Participants | Sarah Nicolls, Maja Bugge
Cellist Maja Bugge and pianist Sarah Nicolls are both composers and improvisers with a classical background. The Snape Residency is their first collaboration.
Bugge comes from Norway and is currently based in Lancaster. Her most recent projects include the Manchester jazzfestival commission “NORTHERN” (2019) and “No Exit” (2018) a solo CD recorded in Standedge canal tunnel.
Nicolls is based in Brighton and has invented the Inside-Out piano, designed to enable inside piano playing. She is known for her fearless and playful experimentation often combining text and sound. Her most recent project “12 years” is an eco recital about climate change.
With the working title “LESS”, Bugge and Nicolls will explore “musical activism” on a UK/Norway axis using text and sound. Scientists have given us 11 years to reverse climate change and being mothers of young children and composers/performers, we want to use this opportunity to explore how music can be used as activism. We are hoping to be rigorously factual, whilst elucidating emotional, poetic responses using sound. Our backgrounds allow us to move fluidly between styles (electronic, jazz, pop, classical), whilst our life experience brings urgency: trying to ensure a better future for our children.
The residency at Snape Maltings was an extraordinary meeting for us. It was the first time we had ever been in a room together with our instruments.
We were brought together by Cheltenham Jazz Festival in 2018. We had both been invited to a day for around 12 artists, to respond to a potential commission around bringing the town of Cheltenham more into the festival by creating interactive art in public spaces. Previously, Sarah had run interactive installations at the festival, including a ‘sonic dinner’ and ‘sonic canapes’, where samples of jazz musicians performing at the festival were played by people ‘drinking’ from cups and ‘eating’ from bowls (these mimes elicited the playback of musical samples by using motion sensors).
We immediately hit it off, finding commonality both in our heritage and training as classical musicians moving into different musical worlds and also as mothers of young children.
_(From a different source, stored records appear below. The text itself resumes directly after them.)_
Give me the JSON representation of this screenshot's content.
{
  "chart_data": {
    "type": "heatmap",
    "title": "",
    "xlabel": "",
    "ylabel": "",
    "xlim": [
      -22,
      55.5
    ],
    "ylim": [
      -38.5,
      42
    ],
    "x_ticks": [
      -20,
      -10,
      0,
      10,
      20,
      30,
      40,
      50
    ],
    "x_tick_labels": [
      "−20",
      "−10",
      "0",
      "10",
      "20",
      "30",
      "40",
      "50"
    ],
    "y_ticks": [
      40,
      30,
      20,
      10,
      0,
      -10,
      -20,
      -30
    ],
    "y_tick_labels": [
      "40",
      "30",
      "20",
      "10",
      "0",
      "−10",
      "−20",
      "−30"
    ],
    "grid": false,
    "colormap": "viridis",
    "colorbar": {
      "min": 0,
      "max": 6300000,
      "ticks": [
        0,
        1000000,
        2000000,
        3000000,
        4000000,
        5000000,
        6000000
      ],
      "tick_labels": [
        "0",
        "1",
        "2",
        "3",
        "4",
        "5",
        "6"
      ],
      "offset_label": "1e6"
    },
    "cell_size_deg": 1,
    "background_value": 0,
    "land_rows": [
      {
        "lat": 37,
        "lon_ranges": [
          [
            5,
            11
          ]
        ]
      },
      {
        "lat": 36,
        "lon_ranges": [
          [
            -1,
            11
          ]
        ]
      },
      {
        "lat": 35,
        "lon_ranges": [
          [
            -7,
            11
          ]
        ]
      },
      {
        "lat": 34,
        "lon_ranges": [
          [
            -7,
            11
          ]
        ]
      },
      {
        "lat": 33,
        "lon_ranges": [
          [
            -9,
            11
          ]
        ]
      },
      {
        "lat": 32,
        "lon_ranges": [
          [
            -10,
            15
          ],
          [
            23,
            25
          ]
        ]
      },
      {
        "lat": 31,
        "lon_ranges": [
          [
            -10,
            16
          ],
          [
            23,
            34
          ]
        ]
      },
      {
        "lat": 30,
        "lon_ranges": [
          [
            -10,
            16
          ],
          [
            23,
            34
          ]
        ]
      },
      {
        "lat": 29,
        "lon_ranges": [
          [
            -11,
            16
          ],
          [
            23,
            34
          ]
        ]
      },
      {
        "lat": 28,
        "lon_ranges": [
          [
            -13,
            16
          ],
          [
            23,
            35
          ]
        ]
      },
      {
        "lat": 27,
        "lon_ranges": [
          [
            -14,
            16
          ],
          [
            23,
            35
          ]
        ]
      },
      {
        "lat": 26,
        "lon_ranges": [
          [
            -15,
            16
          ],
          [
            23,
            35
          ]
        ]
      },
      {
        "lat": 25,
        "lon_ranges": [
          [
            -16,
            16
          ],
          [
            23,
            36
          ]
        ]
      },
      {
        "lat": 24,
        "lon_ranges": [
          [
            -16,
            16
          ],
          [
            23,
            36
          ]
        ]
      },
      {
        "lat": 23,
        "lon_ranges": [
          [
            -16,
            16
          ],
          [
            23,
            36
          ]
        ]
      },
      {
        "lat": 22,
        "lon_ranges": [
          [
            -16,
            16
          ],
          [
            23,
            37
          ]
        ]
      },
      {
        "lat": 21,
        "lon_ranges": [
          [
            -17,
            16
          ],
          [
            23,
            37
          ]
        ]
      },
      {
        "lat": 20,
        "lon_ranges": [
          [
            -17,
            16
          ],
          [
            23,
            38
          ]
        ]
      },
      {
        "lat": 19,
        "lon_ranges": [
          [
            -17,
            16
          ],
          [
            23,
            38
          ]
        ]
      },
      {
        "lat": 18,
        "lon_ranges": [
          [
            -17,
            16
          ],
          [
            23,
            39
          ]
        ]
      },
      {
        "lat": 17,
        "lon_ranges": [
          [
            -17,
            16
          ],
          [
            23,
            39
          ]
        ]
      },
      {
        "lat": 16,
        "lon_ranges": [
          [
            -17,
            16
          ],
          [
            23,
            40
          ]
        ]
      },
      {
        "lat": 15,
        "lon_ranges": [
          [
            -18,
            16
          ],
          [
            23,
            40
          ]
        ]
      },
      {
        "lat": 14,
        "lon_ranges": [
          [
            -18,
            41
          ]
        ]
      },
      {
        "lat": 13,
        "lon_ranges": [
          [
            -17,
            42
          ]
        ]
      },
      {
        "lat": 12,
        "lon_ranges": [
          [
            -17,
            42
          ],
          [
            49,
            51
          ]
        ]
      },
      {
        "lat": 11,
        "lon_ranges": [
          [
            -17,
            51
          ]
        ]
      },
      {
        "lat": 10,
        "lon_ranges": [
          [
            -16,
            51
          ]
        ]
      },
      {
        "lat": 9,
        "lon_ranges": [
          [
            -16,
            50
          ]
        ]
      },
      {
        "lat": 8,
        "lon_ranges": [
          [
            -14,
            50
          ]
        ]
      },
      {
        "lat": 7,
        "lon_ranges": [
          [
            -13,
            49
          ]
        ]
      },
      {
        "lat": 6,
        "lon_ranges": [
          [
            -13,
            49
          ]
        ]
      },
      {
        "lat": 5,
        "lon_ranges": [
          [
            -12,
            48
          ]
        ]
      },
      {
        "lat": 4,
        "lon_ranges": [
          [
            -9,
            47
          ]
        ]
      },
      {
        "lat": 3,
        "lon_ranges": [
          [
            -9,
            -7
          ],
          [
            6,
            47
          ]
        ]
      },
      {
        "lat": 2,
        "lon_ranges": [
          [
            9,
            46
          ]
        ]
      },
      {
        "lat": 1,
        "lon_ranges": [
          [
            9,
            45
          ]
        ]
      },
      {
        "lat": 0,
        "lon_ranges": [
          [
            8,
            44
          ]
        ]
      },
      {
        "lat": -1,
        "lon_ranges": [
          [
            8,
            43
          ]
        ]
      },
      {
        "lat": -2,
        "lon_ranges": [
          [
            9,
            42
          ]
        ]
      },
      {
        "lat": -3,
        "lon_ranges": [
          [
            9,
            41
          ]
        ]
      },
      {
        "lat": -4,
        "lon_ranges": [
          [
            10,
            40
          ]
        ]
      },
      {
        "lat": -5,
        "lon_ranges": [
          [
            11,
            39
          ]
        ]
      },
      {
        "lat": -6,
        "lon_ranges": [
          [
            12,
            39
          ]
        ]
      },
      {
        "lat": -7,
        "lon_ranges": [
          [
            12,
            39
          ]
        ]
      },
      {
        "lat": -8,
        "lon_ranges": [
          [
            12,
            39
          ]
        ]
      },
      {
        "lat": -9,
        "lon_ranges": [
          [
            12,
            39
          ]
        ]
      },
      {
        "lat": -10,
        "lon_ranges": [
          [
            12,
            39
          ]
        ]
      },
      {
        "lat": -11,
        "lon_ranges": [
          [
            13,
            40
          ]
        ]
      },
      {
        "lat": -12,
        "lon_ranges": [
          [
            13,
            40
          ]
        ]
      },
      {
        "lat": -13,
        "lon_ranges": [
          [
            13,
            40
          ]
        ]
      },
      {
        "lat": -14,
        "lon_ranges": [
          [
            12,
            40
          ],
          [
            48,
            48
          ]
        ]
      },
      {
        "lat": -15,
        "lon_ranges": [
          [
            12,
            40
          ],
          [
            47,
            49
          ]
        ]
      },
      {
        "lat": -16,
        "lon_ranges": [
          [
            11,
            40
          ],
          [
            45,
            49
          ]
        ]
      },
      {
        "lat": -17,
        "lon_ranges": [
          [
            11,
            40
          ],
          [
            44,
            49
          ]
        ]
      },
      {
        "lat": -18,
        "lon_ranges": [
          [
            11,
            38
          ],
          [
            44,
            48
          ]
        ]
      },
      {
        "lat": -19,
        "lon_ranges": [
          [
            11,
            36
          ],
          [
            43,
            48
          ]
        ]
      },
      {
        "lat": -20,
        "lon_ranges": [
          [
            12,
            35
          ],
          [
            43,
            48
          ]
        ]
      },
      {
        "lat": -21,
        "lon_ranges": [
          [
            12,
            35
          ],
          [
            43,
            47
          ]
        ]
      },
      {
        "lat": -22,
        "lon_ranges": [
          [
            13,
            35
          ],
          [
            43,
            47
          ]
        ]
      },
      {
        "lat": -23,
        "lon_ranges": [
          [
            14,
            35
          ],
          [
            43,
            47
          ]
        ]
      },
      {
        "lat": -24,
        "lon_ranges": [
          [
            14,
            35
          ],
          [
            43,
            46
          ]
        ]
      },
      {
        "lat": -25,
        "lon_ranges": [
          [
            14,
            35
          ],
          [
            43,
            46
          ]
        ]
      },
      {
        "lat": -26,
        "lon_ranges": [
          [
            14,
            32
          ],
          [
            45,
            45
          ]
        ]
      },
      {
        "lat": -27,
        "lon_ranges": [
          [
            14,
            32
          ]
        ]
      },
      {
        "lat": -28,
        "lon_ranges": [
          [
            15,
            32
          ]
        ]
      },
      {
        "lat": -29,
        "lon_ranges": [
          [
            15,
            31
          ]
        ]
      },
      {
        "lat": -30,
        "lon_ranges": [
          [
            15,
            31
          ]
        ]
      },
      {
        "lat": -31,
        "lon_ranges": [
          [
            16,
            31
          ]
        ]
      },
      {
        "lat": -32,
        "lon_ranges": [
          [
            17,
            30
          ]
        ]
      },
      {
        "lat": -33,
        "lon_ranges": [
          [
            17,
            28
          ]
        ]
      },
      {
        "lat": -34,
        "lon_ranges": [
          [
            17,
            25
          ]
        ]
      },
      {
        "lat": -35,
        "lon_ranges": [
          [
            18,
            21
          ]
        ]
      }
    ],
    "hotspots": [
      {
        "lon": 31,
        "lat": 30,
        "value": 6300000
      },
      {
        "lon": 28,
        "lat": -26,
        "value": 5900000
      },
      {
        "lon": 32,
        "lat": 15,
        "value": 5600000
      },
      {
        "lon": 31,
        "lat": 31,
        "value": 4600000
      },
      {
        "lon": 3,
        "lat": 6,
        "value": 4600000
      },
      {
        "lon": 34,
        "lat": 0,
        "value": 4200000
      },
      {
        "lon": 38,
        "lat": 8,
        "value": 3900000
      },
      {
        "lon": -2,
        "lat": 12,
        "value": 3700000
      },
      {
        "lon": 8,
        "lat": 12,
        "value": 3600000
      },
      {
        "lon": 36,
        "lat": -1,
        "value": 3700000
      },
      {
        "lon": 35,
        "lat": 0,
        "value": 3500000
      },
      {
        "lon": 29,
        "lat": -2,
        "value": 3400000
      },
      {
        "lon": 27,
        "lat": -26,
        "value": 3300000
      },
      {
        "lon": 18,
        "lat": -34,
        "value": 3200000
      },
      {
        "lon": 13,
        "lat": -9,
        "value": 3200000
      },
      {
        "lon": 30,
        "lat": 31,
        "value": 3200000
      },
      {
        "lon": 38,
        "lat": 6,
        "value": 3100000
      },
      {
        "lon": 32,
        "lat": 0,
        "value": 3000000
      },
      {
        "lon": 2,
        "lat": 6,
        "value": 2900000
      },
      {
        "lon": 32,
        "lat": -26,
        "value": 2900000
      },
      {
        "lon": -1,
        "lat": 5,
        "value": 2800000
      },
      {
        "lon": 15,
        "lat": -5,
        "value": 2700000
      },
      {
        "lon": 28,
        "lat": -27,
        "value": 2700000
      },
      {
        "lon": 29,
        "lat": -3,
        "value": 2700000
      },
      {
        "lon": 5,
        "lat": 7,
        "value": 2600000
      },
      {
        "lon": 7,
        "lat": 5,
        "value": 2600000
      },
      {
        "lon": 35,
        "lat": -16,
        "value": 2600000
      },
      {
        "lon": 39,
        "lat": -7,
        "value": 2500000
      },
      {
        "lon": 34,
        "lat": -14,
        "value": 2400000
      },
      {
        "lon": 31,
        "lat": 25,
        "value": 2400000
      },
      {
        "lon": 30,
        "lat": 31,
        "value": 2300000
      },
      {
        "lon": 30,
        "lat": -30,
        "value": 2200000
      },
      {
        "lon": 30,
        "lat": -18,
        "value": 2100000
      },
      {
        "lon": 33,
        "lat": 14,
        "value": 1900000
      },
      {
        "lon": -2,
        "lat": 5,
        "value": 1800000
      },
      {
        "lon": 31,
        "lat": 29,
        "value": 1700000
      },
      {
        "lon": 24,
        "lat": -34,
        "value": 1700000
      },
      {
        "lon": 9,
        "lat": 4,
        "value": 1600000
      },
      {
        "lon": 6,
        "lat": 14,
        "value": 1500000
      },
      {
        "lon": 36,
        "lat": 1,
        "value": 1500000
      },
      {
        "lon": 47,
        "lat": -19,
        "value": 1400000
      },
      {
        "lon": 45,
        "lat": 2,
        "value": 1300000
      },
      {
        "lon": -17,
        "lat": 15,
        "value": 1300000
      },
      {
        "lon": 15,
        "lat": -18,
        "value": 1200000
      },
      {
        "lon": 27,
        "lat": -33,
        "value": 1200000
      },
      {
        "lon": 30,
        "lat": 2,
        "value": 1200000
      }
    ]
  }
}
We started having fairly regular phone calls, both to work on our idea for the commission but also about what we were generally up to. Around this time, Sarah was beginning to focus very clearly on the climate crisis and writing her piece ‘12 Years’, which centred around the IPCC (Intergovernmental Panel on Climate Change) deadline to the world, for how quickly we needed to halve emissions by, to limit global warming.
In their conversations, Sarah’s musical activism began to shift Maja’s thinking and when we reached Snape, it felt obvious that we would need to make our work around this theme.
The residency itself was wonderful - the incredible surroundings of Snape Maltings, great food and the company of other artists. We were working in the Benjamin Britten Recital Room, which Sarah had first worked in around 25 years previously, on contemporary music courses with Oliver Knussen, Colin Matthews and Magnus Lindberg.
For the first two days, we tried just to make music and find our collective voice. We made many great discoveries, such as that - with her ‘Inside-Out Piano’ - Sarah had really just been impersonating many cellistic effects on the piano for the past few years! Maja and Sarah could play together in harmonics, slides, plucking, even bowing and these sounds blended beautifully.
Then we started to focus on the show that we would have to present on the Friday, for the ‘Festival of New’ audience. To our alarm, we realised that we had 3 days to make a work to show to 100 ticket holders!
And suddenly this situation was wonderfully in parallel with the climate crisis: too much to do, not enough time. And so our idea of a ‘climate meeting’ was born. We would try to ‘solve’ the climate crisis during our show.
We prepared books to refer to, tweets from top climate scientists from around the world. We found short films on youtube from climate activists at protests, who we would ‘go live’ to during the show. We talked to local climate activists like Gina Gow (Incredible Oceans) and writer/editor Charlotte du Cann (Dark Mountain) and we also explored the art installation ‘Siren’ that was at Snape at the time (hundreds of little wooden figures in a glass case). We had also interviewed some people in advance - Maja had recorded a very touching interview with a Norwegian 7-year-old, talking about how he had given up meat for the climate crisis but how he rather missed sausages. This echoed the international aspect of our collaboration and proved to be something we brought with us to the next stage of our project.
The piece evolved and had to be performed then, quite suddenly! And it went well - we were sort of stunned into this hilarious, quite desperately time-poor situation where manically we’d made 45 minutes of theatre and music and the audience went with us. They were a very warm and supportive audience and were ‘up for it’. The final ‘feedback’ photo of them all waving their hands in the air in support was very heart-warming and encouraging!
Amazingly, Camilla King from Cheltenham Music Festival was there in the audience and straight after the show, told us she thought this really had potential. We also had an ongoing dialogue with Arctic Arts, the biggest art festival in Northern Norway and they decided to co-commission the work on the back of the Snape Maltings documentation with Cheltenham.
We are now premiering our first full-scale show which we know started right here, at Snape Maltings.